Available for the first time in the U.S. is the 1994 sci-fi rock classic Giant Robot by the anonymous shredder known as Buckethead (who paints his face white and wears a chicken bucket on his head). Buckethead has played with Iggy Pop, Bootsy Collins (both of whom appear on this album), Primus, John Zorn, George Clinton, and the Red Hot Chili Peppers, just to name a very few. A past reviewer for WhatzUp panned a Buckethead album, claiming that it was all flash (he is a guitarist so I suspect he's a bit jealous) but I found quite a bit of substance in Giant Robot, albeit very bizarre substance not known to humankind. Stylistically, expect everything from raw Sabbath power riffs to Zappa meets Malmsteen metal licks that suddenly swoop into heartrending symphonic passages complete with a real string section. Each infectiously wacky track is a melodic instrumental, soundtracks for extreme rides at his imaginary theme park Bucketheadland, though strange cinematic episodes appear between and within many of the pieces. A small example: "Of course we have wax horse teeth, what kind of operation do you think we're running here?"
There is a sci-fi/comic book theme of battling giant robots (this was originally released in Japan) and the associated unique noises, not to mention the robot voice singing "Pure Imagination" from the movie Willie Wonka.

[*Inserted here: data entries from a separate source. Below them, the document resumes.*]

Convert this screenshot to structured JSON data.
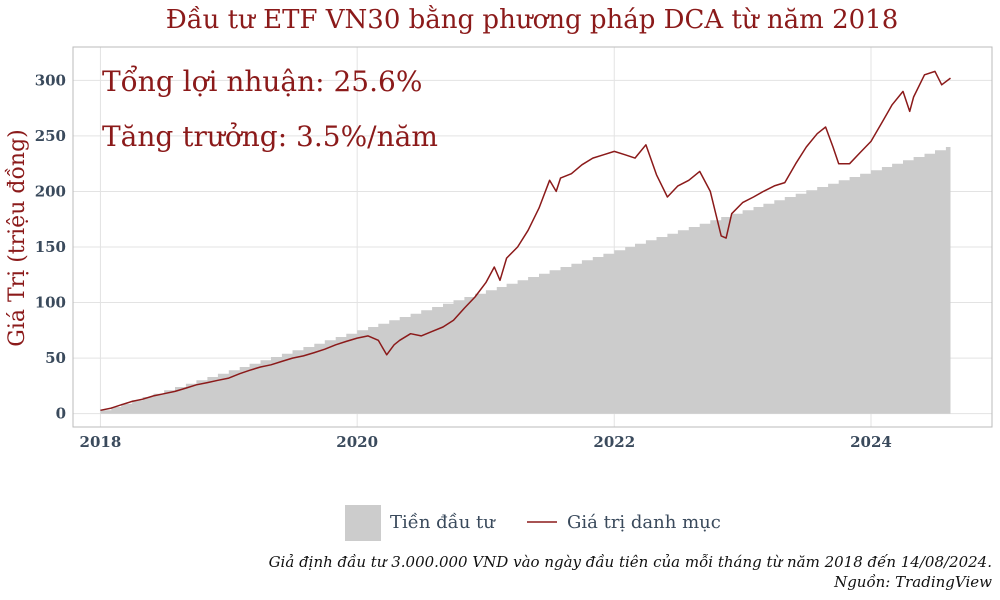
{
  "chart_data": {
    "type": "area",
    "title": "Đầu tư ETF VN30 bằng phương pháp DCA từ năm 2018",
    "ylabel": "Giá Trị (triệu đồng)",
    "xlabel": "",
    "xlim": [
      "2017-10-15",
      "2024-12-10"
    ],
    "ylim": [
      -12,
      330
    ],
    "x_ticks": [
      "2018",
      "2020",
      "2022",
      "2024"
    ],
    "y_ticks": [
      0,
      50,
      100,
      150,
      200,
      250,
      300
    ],
    "grid": true,
    "legend_position": "bottom",
    "annotations": [
      "Tổng lợi nhuận: 25.6%",
      "Tăng trưởng: 3.5%/năm"
    ],
    "caption_lines": [
      "Giả định đầu tư 3.000.000 VND vào ngày đầu tiên của mỗi tháng từ năm 2018 đến 14/08/2024.",
      "Nguồn: TradingView"
    ],
    "series": [
      {
        "name": "Tiền đầu tư",
        "kind": "step-area",
        "color": "#cccccc",
        "start": "2018-01-01",
        "end": "2024-08-14",
        "monthly_amount": 3
      },
      {
        "name": "Giá trị danh mục",
        "kind": "line",
        "color": "#8b1a1a",
        "points": [
          [
            "2018-01-01",
            3
          ],
          [
            "2018-02-01",
            5
          ],
          [
            "2018-03-01",
            8
          ],
          [
            "2018-04-01",
            11
          ],
          [
            "2018-05-01",
            13
          ],
          [
            "2018-06-01",
            16
          ],
          [
            "2018-07-01",
            18
          ],
          [
            "2018-08-01",
            20
          ],
          [
            "2018-09-01",
            23
          ],
          [
            "2018-10-01",
            26
          ],
          [
            "2018-11-01",
            28
          ],
          [
            "2018-12-01",
            30
          ],
          [
            "2019-01-01",
            32
          ],
          [
            "2019-02-01",
            36
          ],
          [
            "2019-03-01",
            39
          ],
          [
            "2019-04-01",
            42
          ],
          [
            "2019-05-01",
            44
          ],
          [
            "2019-06-01",
            47
          ],
          [
            "2019-07-01",
            50
          ],
          [
            "2019-08-01",
            52
          ],
          [
            "2019-09-01",
            55
          ],
          [
            "2019-10-01",
            58
          ],
          [
            "2019-11-01",
            62
          ],
          [
            "2019-12-01",
            65
          ],
          [
            "2020-01-01",
            68
          ],
          [
            "2020-02-01",
            70
          ],
          [
            "2020-03-01",
            66
          ],
          [
            "2020-03-25",
            53
          ],
          [
            "2020-04-15",
            62
          ],
          [
            "2020-05-01",
            66
          ],
          [
            "2020-06-01",
            72
          ],
          [
            "2020-07-01",
            70
          ],
          [
            "2020-08-01",
            74
          ],
          [
            "2020-09-01",
            78
          ],
          [
            "2020-10-01",
            84
          ],
          [
            "2020-11-01",
            95
          ],
          [
            "2020-12-01",
            105
          ],
          [
            "2021-01-01",
            118
          ],
          [
            "2021-01-25",
            132
          ],
          [
            "2021-02-10",
            120
          ],
          [
            "2021-03-01",
            140
          ],
          [
            "2021-04-01",
            150
          ],
          [
            "2021-05-01",
            165
          ],
          [
            "2021-06-01",
            185
          ],
          [
            "2021-07-01",
            210
          ],
          [
            "2021-07-20",
            200
          ],
          [
            "2021-08-01",
            212
          ],
          [
            "2021-09-01",
            216
          ],
          [
            "2021-10-01",
            224
          ],
          [
            "2021-11-01",
            230
          ],
          [
            "2021-12-01",
            233
          ],
          [
            "2022-01-01",
            236
          ],
          [
            "2022-02-01",
            233
          ],
          [
            "2022-03-01",
            230
          ],
          [
            "2022-04-01",
            242
          ],
          [
            "2022-05-01",
            215
          ],
          [
            "2022-06-01",
            195
          ],
          [
            "2022-07-01",
            205
          ],
          [
            "2022-08-01",
            210
          ],
          [
            "2022-09-01",
            218
          ],
          [
            "2022-10-01",
            200
          ],
          [
            "2022-11-01",
            160
          ],
          [
            "2022-11-15",
            158
          ],
          [
            "2022-12-01",
            180
          ],
          [
            "2023-01-01",
            190
          ],
          [
            "2023-02-01",
            195
          ],
          [
            "2023-03-01",
            200
          ],
          [
            "2023-04-01",
            205
          ],
          [
            "2023-05-01",
            208
          ],
          [
            "2023-06-01",
            225
          ],
          [
            "2023-07-01",
            240
          ],
          [
            "2023-08-01",
            252
          ],
          [
            "2023-08-25",
            258
          ],
          [
            "2023-09-15",
            240
          ],
          [
            "2023-10-01",
            225
          ],
          [
            "2023-11-01",
            225
          ],
          [
            "2023-12-01",
            235
          ],
          [
            "2024-01-01",
            245
          ],
          [
            "2024-02-01",
            262
          ],
          [
            "2024-03-01",
            278
          ],
          [
            "2024-04-01",
            290
          ],
          [
            "2024-04-20",
            272
          ],
          [
            "2024-05-01",
            285
          ],
          [
            "2024-06-01",
            305
          ],
          [
            "2024-07-01",
            308
          ],
          [
            "2024-07-20",
            296
          ],
          [
            "2024-08-14",
            302
          ]
        ]
      }
    ]
  }
}
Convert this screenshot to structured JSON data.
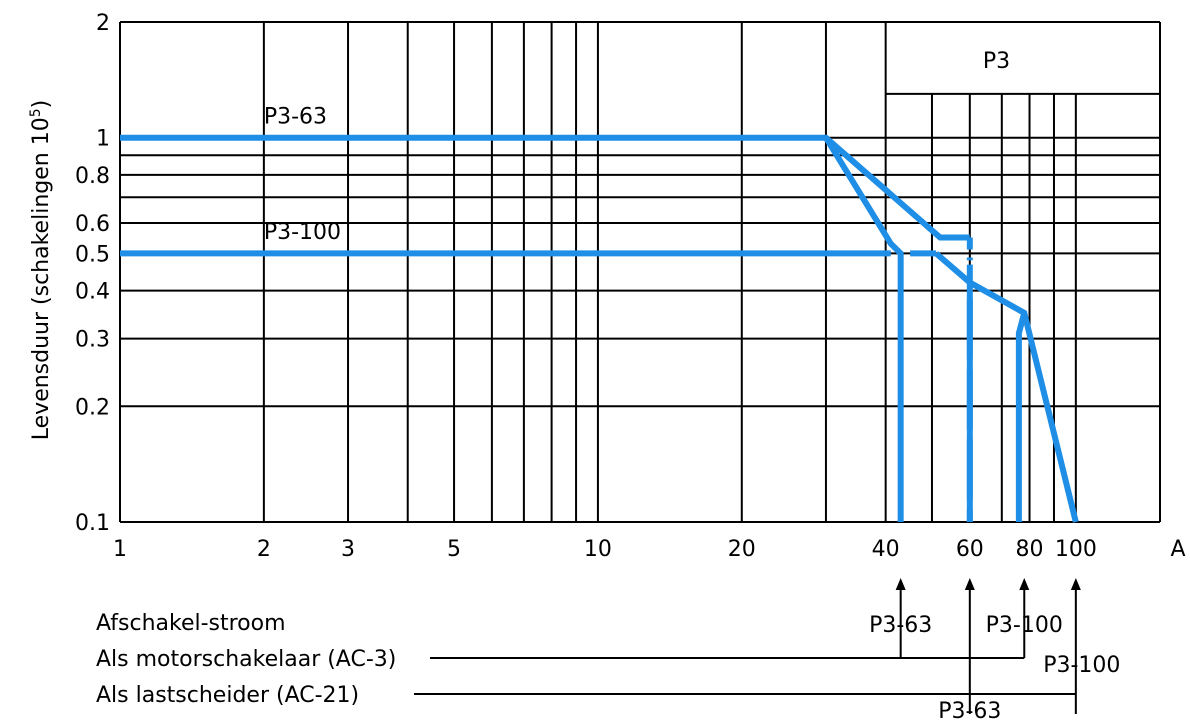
{
  "chart_data": {
    "type": "line",
    "ylabel": "Levensduur (schakelingen 10",
    "ylabel_sup": "5",
    "ylabel_close": ")",
    "xlabel": "A",
    "x_scale": "log",
    "y_scale": "log",
    "xlim": [
      1,
      150
    ],
    "ylim": [
      0.1,
      2
    ],
    "x_ticks": [
      {
        "value": 1,
        "label": "1"
      },
      {
        "value": 2,
        "label": "2"
      },
      {
        "value": 3,
        "label": "3"
      },
      {
        "value": 5,
        "label": "5"
      },
      {
        "value": 10,
        "label": "10"
      },
      {
        "value": 20,
        "label": "20"
      },
      {
        "value": 40,
        "label": "40"
      },
      {
        "value": 60,
        "label": "60"
      },
      {
        "value": 80,
        "label": "80"
      },
      {
        "value": 100,
        "label": "100"
      }
    ],
    "y_ticks": [
      {
        "value": 0.1,
        "label": "0.1"
      },
      {
        "value": 0.2,
        "label": "0.2"
      },
      {
        "value": 0.3,
        "label": "0.3"
      },
      {
        "value": 0.4,
        "label": "0.4"
      },
      {
        "value": 0.5,
        "label": "0.5"
      },
      {
        "value": 0.6,
        "label": "0.6"
      },
      {
        "value": 0.8,
        "label": "0.8"
      },
      {
        "value": 1,
        "label": "1"
      },
      {
        "value": 2,
        "label": "2"
      }
    ],
    "grid_x": [
      1,
      2,
      3,
      4,
      5,
      6,
      7,
      8,
      9,
      10,
      20,
      30,
      150
    ],
    "grid_x_lower": [
      40,
      50,
      60,
      70,
      80,
      90,
      100
    ],
    "grid_y": [
      0.1,
      0.2,
      0.3,
      0.4,
      0.5,
      0.6,
      0.7,
      0.8,
      0.9,
      1,
      2
    ],
    "region": {
      "label": "P3",
      "x_from": 40,
      "x_to": 150,
      "y_from": 1.3
    },
    "series": [
      {
        "name": "P3-63",
        "label_at": [
          2,
          1.09
        ],
        "points": [
          [
            1,
            1
          ],
          [
            30,
            1
          ],
          [
            52,
            0.55
          ],
          [
            60,
            0.55
          ]
        ],
        "dashed_tail": [
          [
            60,
            0.55
          ],
          [
            60,
            0.48
          ]
        ],
        "drop_x": 60
      },
      {
        "name": "P3-63",
        "points": [
          [
            30,
            1
          ],
          [
            41,
            0.53
          ],
          [
            43,
            0.5
          ],
          [
            43,
            0.1
          ]
        ]
      },
      {
        "name": "P3-100",
        "label_at": [
          2,
          0.545
        ],
        "points": [
          [
            1,
            0.5
          ],
          [
            41,
            0.5
          ]
        ],
        "dashed": [
          [
            45,
            0.5
          ],
          [
            51,
            0.5
          ]
        ],
        "tail": [
          [
            51,
            0.5
          ],
          [
            60,
            0.42
          ],
          [
            78,
            0.35
          ],
          [
            100,
            0.1
          ]
        ]
      },
      {
        "name": "P3-100",
        "points": [
          [
            78,
            0.35
          ],
          [
            76,
            0.31
          ],
          [
            76,
            0.1
          ]
        ],
        "dashed_drop": [
          [
            60,
            0.38
          ],
          [
            60,
            0.1
          ]
        ]
      }
    ],
    "line_color": "#1e8ee6",
    "grid_color": "#000000"
  },
  "bottom": {
    "title": "Afschakel-stroom",
    "row1": "Als motorschakelaar (AC-3)",
    "row2": "Als lastscheider (AC-21)",
    "markers": [
      {
        "label": "P3-63",
        "x": 43,
        "row": 1
      },
      {
        "label": "P3-100",
        "x": 78,
        "row": 1
      },
      {
        "label": "P3-100",
        "x": 100,
        "row": 2
      },
      {
        "label": "P3-63",
        "x": 60,
        "row": 2
      }
    ]
  }
}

Fans of Randy Rhodes-style guitar will find a lot to enjoy of this album with the dazzling "Welcome to BucketheadLand" and the Cheap Trick pop feel of "Binge and Grab." Then there's the grinding guitar riffs of "I Come In Peace" where a giant Buckethead Robot riffs through the city, destroying chicken restaurants with his giant guitar. "I Love My Parents" lends a soft moment to this "film" with a beautiful, touching melody carried by acoustic guitar and string section, but this doesn't last long because the ride soon plummets into the Primus-tinged bass mania of "Robot Transmission." The album ends with the melancholy "Last Train to BucketheadLand" with a conductor pointing out the various rides while he slowly loses touch with reality. Buckethead is seriously cracked, which is why I heartily recommend this album to fans of Primus, Mr. Bungle, Zappa, and general seekers of unique musical experiences.
This review first appeared in WhatzUp, November 2000.